The spirit of the Jazz Age, the Roaring Twenties, and the lost generation is nowhere better depicted than in the saucy and irreverent novels of Carl Van Vechten. Van Vechten moved deftly through three careers: he began as a music, dance, and drama critic, producing several volumes of wide-ranging, urbane essays; then, he devoted himself to fiction, writing seven well-received novels in a decade that saw the first publications of Ernest Hemingway, F. Scott Fitzgerald, and John Dos Passos; finally, he became a noted photographer, specializing in portraits of writers and artists.
In all his diverse endeavors, Van Vechten was witty, cosmopolitan, and above all, unconventional. He publicized the work of such writers as William Faulkner, Ronald Firbank, and especially Gertrude Stein, who remained his close friend until her death, and who assigned him as her literary executor. He was among the first critics to recognize the exciting cultural renaissance flourishing in Harlem and devoted much effort to helping establish the careers of Countée Cullen, Langston Hughes, James Weldon Johnson, Bessie Smith, Ethel Waters, and other black artists. He saw himself as a popularizer and supporter of avant-garde artists, and with a clear eye and self-assurance, he brought to the attention of the American public figures ranging from Wasaw Nijinsky to Erik Satie, from Mary Garden to Igor Stravinsky.
Van Vechten, more than many of his contemporaries, lived the literary life with seemingly boundless enthusiasm.
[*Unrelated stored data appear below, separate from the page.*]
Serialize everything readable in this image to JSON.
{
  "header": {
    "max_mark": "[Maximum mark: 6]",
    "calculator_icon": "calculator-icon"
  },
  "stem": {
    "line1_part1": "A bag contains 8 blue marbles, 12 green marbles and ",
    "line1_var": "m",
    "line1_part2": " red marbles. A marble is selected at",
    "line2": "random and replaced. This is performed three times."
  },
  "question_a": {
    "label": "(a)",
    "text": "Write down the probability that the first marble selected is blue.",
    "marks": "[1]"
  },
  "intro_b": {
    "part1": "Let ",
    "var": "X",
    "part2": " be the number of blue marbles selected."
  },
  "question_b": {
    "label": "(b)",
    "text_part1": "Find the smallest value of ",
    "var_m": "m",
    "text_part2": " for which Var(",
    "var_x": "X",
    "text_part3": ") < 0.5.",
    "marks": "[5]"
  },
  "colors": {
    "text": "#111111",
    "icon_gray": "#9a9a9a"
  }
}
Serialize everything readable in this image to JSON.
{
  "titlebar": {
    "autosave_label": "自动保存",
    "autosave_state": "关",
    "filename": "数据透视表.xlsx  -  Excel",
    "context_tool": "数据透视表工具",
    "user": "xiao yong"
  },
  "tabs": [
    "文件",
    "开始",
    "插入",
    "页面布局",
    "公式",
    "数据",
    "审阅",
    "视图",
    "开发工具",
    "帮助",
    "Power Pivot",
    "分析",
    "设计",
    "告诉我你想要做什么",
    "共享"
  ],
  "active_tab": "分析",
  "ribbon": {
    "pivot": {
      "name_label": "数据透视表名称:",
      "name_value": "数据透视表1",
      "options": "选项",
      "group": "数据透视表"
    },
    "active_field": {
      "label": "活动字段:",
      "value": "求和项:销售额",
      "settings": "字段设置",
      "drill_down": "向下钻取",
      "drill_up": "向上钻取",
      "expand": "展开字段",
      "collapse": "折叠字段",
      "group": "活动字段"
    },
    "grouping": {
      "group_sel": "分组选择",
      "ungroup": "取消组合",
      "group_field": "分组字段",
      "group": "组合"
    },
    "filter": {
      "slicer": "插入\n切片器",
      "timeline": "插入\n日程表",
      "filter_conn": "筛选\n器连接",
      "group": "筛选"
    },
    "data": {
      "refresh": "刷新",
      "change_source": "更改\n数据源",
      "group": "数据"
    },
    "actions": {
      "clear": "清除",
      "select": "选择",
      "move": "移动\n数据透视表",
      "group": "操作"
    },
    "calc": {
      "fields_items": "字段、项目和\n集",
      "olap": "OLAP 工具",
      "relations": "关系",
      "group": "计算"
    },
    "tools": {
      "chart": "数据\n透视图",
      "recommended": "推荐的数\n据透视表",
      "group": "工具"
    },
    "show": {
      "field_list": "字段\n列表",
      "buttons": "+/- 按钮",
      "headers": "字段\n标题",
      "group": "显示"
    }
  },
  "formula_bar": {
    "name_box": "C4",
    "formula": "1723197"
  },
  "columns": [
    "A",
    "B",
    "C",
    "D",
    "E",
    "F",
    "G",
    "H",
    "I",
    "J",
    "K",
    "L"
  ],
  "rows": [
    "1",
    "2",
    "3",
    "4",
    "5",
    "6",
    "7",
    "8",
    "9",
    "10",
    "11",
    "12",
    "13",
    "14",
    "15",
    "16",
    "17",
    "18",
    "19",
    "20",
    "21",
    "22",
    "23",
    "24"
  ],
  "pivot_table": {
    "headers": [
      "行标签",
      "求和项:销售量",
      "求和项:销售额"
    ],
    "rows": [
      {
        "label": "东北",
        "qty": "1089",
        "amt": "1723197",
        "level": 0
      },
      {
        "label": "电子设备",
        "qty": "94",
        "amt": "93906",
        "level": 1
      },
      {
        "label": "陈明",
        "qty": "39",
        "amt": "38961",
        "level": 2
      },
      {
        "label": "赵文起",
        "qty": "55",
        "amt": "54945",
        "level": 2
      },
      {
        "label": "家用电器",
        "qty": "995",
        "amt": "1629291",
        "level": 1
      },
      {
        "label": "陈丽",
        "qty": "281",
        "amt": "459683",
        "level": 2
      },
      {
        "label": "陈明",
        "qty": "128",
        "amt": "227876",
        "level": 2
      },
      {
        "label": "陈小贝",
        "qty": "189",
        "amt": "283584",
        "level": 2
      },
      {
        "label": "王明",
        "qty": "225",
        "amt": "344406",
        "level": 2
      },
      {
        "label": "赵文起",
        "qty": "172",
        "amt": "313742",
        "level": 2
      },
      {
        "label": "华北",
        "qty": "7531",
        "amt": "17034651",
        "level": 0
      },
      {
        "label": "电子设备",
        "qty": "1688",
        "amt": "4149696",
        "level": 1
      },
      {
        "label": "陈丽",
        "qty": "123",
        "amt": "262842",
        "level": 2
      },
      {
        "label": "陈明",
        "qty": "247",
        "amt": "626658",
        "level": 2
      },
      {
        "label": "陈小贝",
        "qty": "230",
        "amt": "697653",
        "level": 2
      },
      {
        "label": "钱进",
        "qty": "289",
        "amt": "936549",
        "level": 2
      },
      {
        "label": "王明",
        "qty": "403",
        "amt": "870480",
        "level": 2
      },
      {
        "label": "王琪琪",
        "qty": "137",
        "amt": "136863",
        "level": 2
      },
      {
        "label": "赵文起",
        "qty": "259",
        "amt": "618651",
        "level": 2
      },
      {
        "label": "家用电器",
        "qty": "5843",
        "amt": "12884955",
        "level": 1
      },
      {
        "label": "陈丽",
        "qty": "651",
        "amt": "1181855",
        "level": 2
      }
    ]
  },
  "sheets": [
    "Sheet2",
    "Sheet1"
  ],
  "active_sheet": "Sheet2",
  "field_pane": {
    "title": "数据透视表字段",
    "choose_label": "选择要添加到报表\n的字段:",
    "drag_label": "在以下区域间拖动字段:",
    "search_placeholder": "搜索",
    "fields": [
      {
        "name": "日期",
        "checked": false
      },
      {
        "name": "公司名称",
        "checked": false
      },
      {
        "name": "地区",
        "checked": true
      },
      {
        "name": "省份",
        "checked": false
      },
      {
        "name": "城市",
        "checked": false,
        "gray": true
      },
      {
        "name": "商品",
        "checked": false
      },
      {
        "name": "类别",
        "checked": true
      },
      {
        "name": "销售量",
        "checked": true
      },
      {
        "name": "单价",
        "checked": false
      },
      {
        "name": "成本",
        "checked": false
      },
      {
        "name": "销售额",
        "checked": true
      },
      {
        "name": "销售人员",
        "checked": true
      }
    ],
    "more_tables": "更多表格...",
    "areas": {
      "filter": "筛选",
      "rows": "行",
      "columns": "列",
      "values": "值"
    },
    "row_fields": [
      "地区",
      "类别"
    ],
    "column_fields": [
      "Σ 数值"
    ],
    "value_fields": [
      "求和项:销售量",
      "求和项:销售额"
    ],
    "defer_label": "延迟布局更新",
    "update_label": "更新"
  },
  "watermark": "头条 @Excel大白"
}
His verve animates all of his writing, including the essays he frequently contributed to such journals as Trend, The Smart Set, and Vanity Fair. This effervescent spirit informs his novels as well. His wide interests, diverse friendships, and tireless pursuit of the new, the brilliant, and the innovative make Van Vechten a fascinating guide to America’s cultural life in the first decades of the twentieth century.